Preparations for the Week

Sundays are always busy days for us, but whenever we have a moment of unscheduled time, we prepare for the week ahead.

There are three of us in this house that do not eat any grains. That means that the usual breakfast foods, such as cereals or breads, are not an option. So we buy lots of pastured eggs, bacon, and pastured pork sausage to have on hand, as well as spinach, kale, and chard for frittatas. We always have fruit in some form, either fresh or frozen - with berries being our favorite choice. But several things have to be made - some sort of grain free breakfast bread, yogurt, and what we call nut-ola (instead of granola).
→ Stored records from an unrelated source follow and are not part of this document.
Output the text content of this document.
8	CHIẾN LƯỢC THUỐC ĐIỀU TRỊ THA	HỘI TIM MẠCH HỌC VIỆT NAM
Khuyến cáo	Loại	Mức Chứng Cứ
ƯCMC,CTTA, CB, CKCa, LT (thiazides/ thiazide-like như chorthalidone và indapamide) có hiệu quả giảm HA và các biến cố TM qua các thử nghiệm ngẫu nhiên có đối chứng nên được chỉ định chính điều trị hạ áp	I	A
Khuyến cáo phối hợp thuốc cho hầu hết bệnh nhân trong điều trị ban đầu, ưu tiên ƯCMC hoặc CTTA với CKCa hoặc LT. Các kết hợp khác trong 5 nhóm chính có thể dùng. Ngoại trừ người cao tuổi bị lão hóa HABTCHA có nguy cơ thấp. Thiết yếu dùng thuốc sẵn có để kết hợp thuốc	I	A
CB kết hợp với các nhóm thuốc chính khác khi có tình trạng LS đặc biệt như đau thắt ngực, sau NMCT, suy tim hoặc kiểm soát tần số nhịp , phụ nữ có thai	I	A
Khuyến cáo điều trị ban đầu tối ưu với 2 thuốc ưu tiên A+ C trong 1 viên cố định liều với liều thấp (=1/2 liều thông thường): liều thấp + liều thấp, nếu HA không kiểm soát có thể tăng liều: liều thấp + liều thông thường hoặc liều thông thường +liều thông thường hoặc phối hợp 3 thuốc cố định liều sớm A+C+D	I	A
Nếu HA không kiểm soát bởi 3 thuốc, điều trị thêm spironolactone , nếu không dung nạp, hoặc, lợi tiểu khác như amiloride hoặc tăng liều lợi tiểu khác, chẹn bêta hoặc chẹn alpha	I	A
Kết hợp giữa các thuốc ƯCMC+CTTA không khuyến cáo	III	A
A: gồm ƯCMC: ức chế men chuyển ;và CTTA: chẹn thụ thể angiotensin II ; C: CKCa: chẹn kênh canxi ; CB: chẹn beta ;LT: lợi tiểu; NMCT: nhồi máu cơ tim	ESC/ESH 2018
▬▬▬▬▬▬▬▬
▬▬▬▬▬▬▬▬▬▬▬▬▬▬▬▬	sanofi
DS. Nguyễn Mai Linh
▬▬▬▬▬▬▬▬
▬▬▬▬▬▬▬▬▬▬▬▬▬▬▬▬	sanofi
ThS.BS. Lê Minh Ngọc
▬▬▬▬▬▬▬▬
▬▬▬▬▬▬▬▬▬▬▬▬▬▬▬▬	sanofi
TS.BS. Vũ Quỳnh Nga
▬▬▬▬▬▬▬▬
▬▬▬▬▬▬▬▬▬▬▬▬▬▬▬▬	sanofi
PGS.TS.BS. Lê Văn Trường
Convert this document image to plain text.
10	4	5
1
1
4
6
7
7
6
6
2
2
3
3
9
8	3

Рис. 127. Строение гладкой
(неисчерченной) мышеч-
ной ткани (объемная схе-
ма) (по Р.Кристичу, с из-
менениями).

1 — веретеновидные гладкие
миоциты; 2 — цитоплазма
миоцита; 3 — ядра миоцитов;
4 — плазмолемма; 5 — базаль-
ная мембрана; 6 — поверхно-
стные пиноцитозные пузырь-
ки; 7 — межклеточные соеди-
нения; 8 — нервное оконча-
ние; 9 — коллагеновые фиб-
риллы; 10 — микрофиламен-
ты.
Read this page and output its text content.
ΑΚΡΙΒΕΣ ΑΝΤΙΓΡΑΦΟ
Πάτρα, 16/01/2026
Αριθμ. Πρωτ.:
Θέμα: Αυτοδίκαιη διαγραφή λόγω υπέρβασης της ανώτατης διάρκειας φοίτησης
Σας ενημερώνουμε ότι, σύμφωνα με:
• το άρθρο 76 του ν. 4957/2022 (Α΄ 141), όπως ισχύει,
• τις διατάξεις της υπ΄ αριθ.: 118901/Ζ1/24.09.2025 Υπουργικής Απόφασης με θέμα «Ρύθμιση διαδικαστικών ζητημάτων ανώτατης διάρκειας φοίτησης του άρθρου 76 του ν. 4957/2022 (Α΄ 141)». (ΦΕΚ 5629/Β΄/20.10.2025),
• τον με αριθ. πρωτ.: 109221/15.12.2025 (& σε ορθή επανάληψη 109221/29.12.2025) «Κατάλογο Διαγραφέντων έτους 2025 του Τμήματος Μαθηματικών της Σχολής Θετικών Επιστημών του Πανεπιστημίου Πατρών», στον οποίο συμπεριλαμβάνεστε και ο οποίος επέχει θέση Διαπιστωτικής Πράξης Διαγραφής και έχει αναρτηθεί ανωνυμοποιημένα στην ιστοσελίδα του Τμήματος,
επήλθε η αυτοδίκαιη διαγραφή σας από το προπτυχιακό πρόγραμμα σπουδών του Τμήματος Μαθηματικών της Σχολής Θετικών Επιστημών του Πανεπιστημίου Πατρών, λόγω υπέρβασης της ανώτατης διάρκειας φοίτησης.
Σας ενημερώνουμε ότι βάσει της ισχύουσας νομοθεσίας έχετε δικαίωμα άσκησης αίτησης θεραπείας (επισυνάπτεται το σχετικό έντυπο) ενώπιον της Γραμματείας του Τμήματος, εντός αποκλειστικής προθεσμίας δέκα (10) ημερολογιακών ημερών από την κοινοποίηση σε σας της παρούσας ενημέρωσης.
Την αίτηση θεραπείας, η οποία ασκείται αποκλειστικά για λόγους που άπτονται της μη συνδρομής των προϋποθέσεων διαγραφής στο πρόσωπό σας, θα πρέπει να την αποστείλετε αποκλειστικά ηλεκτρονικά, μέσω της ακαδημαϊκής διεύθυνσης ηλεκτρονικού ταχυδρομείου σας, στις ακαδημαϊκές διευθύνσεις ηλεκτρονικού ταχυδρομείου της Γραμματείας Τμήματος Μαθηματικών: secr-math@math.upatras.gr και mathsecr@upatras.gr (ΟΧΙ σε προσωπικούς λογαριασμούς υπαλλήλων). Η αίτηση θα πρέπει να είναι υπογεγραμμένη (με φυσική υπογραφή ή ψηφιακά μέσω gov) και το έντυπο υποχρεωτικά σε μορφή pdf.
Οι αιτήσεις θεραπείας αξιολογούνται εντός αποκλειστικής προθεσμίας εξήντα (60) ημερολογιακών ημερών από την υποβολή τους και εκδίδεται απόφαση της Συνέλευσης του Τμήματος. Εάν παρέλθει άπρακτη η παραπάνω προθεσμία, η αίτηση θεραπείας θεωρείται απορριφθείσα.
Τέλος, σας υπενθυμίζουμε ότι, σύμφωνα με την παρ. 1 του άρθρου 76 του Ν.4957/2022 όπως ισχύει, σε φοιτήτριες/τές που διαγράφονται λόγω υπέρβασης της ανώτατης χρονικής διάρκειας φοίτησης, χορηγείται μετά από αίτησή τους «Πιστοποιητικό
I have found some great sources for grain free recipes. I love Danielle Walker's Against All Grain blog, her recipes are always fabulous. I use her grain free Vanilla Granola recipe, with a few tweaks. Instead of hazelnuts, I use macadamias. I soak all the sunflower seeds at once, to save bowls and time. I add the raisins in before baking. I spread it out on an oiled cookie sheet and bake it in a 200 degree oven for several hours, turning once. This yields enough nut-ola for us to have for the week, sprinkled on berries and yogurt, or by itself as a snack, or even in whole milk.

Today I made The Civilized Caveman's delicious Banana bread, but I added some honey (from Dad's hive) and chocolate chips. I try not to eat this very often, as it is definitely a trigger food for me (baked goods, yum), but the rest of the family loves it, along with a bowl of berries, for breakfast or snack.

Yogurt is easy to make, but fiddly. You will need several pots, a heating pad, and a food thermometer. You'll also need milk (whole, organic - it can be pasteurized, but not ultra-pasteurized, and raw and/or grass fed would be best) and some yogurt for your starter (whole, plain organic yogurt - very important to read the label and make sure there are live cultures in the yogurt). You may also want flavorings.

I make a double boiler out of our large pasta pot and a smaller pot. Water goes in the bottom pot, milk (1/2 gallon or more) goes in the top pot. As you boil the water, it will heat the milk gently, and you won't have to worry about it burning.

Keep taking the temp of the milk. You want to heat it to 180 degrees. Stir the milk every so often, as it's heating.

Once it reaches 180 degrees, plunge the top pot into an ice water bath.

Keep stirring and taking the temperature of the milk, until it is down to 110 degrees. (I love the smell of hot milk. This is my favorite part.)

Once it reaches 110 degrees, take the pot out of the ice water bath and stir in the yogurt, about 1/4 C of it. At this point, I like to add some vanilla extract (especially nice is homemade extract! we have enjoyed this batch from Tom's brother!) and some liquid stevia.

Then, set a lid on the pot, and put the pot on a heating pad set to the medium setting. Leave it there for at least eight hours or overnight.

In the morning, the yogurt will have thick curds, which you will stir to break up. Then ladle into jars, put it into the coldest part of your fridge, and you're all set!

Sometimes we mix this with jam, but more often we have it plain with berries and nut-ola, or in smoothies. Don't forget to save some for your starter next time. I store it in 1/4 cup amounts in the freezer, and thaw it when I need it.

Today, Tom and Kate went to a local farm stand, and bought a ton of strawberries, blueberries, and cherries. We have been freezing batches of berries all day. We use these in smoothies throughout the week.

Tom also marinated and grilled two pounds of chicken, two pounds of beef ribs, and a couple of steaks. The steaks were for dinner, but the rest of the meat will be used in lunches for the rest of the week in salads, or eaten plain.

I also make homemade chocolate milk and lemonade for the kids' lunches. Adam likes Vitamin Water Zero, but I don't like the artificial sweeteners in it. And Kate likes to have a chocolate milk at lunchtime, but I don't like the ultra-pasturized milk in those boxes, and I like having more control of the sugar content. For the lemonade, I mix 6 cups cold water with 1 cup lemon juice (which is usually the juice from six lemons), and one generous teaspoon of liquid stevia. For the chocolate milk, I most often heat 6 cups of milk, and add 1 scant cup (or less) of Ghiradelli hot cocoa powder. It has sugar added already. I need to start experimenting with unsweetened cocoa and stevia, but I haven't gotten around to it yet.

These are made and put into pitchers in the fridge for the week.

I also try to plan my dinners for the week and make out shopping lists. I take in to account what's ripe in the garden and can be used that week, or what is in season.

All of this makes Sunday an even busier day, but it provides so much peace of mind and such an organized feeling, that it's well worth it.